Test task should use workers that were busy when the test task starts but later become idle #3955

adammurdoch · 2018-01-04T01:49:07Z

Given the simplistic way that the test task assigns tests to test workers during test discovery, the test task will effectively ignore workers that were busy (or recently idle) during test discovery. If one of these worker becomes idle after test discovery has completed, it will not run any tests even though it could do so.

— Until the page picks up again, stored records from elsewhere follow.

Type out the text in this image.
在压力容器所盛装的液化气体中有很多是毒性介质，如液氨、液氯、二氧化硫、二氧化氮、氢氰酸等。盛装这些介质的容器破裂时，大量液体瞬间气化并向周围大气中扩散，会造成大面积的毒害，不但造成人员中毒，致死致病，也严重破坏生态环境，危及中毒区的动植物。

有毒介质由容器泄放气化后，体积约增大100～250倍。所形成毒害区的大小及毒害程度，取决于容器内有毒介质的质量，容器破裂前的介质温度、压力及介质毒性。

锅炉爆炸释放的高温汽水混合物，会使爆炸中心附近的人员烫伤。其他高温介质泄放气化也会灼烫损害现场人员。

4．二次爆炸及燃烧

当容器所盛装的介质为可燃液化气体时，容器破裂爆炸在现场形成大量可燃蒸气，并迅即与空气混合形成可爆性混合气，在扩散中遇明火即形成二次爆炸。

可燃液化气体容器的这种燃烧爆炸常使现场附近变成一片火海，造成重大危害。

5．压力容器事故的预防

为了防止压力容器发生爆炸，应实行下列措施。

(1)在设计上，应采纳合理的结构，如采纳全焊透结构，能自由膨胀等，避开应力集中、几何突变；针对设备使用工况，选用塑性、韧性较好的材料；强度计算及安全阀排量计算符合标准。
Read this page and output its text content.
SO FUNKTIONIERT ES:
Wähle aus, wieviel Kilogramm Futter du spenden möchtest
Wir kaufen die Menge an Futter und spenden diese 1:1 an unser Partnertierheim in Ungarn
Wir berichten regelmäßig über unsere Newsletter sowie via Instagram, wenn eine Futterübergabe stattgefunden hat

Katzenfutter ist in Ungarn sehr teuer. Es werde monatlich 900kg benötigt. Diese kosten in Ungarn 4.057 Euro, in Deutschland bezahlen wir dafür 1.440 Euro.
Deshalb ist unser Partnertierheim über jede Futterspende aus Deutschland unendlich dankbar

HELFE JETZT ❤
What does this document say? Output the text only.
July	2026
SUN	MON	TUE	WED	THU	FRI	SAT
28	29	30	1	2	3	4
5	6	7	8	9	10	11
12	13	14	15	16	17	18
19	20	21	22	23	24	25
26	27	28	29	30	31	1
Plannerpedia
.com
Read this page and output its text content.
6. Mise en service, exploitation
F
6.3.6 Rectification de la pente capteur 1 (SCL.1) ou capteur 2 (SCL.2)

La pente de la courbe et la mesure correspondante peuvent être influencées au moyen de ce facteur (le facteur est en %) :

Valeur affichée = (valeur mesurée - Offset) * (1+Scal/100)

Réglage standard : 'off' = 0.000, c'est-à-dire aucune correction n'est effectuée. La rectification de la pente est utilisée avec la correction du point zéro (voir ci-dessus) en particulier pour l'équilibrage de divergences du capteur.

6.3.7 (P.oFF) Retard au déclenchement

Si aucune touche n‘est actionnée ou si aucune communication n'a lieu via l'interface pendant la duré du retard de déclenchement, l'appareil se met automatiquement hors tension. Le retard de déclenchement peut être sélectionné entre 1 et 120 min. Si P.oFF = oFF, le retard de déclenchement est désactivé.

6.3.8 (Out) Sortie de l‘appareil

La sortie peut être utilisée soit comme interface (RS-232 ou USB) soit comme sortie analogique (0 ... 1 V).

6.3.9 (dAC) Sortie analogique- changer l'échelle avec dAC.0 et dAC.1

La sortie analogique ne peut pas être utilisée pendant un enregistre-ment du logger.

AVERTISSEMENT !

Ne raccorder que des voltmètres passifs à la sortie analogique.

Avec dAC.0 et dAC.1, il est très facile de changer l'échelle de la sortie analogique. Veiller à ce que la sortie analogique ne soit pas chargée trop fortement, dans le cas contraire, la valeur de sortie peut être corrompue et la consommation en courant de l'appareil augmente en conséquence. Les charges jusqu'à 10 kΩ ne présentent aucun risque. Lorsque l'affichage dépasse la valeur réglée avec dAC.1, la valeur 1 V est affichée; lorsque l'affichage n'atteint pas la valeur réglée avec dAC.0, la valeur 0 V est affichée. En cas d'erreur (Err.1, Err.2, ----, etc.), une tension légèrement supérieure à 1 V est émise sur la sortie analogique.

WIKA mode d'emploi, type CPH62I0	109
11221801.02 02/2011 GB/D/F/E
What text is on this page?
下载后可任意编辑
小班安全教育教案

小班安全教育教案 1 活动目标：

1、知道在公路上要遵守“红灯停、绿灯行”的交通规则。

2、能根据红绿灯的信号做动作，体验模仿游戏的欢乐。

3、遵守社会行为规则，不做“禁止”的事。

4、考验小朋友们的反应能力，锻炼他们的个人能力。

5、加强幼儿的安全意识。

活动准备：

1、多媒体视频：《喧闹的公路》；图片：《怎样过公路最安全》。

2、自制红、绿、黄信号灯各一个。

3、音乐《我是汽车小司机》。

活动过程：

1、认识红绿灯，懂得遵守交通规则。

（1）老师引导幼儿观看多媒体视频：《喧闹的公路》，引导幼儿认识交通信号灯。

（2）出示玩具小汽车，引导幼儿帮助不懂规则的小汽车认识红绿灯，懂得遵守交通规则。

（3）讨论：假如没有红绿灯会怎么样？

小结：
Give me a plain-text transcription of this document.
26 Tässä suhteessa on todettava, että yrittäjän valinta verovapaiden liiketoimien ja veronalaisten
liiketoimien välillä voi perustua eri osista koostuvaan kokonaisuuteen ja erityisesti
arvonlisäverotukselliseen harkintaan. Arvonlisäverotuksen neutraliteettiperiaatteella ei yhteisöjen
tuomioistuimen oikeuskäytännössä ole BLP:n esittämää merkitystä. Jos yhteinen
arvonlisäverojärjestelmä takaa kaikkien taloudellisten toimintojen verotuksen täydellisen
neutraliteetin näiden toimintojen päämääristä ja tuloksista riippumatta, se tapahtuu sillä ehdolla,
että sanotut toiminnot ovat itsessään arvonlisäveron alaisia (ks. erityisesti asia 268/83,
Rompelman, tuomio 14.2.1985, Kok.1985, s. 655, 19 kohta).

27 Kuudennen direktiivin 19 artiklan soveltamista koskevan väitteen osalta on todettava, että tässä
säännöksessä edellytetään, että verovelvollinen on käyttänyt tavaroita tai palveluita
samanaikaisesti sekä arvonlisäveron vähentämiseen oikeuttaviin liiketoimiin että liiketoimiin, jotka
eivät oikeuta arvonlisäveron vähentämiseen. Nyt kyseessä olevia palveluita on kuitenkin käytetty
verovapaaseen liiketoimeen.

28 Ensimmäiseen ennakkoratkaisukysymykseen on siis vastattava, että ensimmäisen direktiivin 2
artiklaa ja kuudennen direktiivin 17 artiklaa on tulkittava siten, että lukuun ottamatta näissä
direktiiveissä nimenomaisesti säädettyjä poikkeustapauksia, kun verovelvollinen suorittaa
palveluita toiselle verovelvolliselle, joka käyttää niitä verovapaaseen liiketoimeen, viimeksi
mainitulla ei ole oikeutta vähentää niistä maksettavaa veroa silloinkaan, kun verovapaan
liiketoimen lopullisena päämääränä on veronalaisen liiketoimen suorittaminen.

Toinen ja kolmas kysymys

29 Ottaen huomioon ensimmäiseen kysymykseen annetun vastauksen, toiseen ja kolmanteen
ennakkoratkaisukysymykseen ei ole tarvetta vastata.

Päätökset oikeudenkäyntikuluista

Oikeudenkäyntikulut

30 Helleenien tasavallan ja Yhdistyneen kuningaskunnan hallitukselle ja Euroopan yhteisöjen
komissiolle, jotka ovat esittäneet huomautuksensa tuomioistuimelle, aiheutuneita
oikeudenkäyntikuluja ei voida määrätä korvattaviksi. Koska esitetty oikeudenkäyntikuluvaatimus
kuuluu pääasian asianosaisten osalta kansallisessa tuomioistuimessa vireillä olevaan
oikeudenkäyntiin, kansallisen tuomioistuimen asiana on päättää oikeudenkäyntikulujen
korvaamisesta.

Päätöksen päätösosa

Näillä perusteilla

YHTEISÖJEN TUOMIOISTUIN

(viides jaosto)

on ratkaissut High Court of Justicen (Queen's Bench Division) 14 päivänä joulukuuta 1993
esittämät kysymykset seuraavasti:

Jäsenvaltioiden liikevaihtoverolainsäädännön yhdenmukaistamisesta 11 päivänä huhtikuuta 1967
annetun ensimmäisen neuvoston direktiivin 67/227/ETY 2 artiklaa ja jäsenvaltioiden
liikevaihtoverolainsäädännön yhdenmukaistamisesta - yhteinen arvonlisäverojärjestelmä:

For example, I see this pretty much every time I run integration tests on the gradle/gradle build for more than one project. When one test suite is fast and the other is slow, the slow test suite can end up using just one worker even after the fast test suite has completed.

Expected Behavior

The test task should use up to the specific maximum number of workers, as they become idle at any time during the test task execution.

Current Behavior

The test task can get stuck using a small number of workers while other workers are idle.

Steps to Reproduce (for bugs)

./gradlew langNat:check ideNat:check in the gradle/gradle build often leads to this behaviour.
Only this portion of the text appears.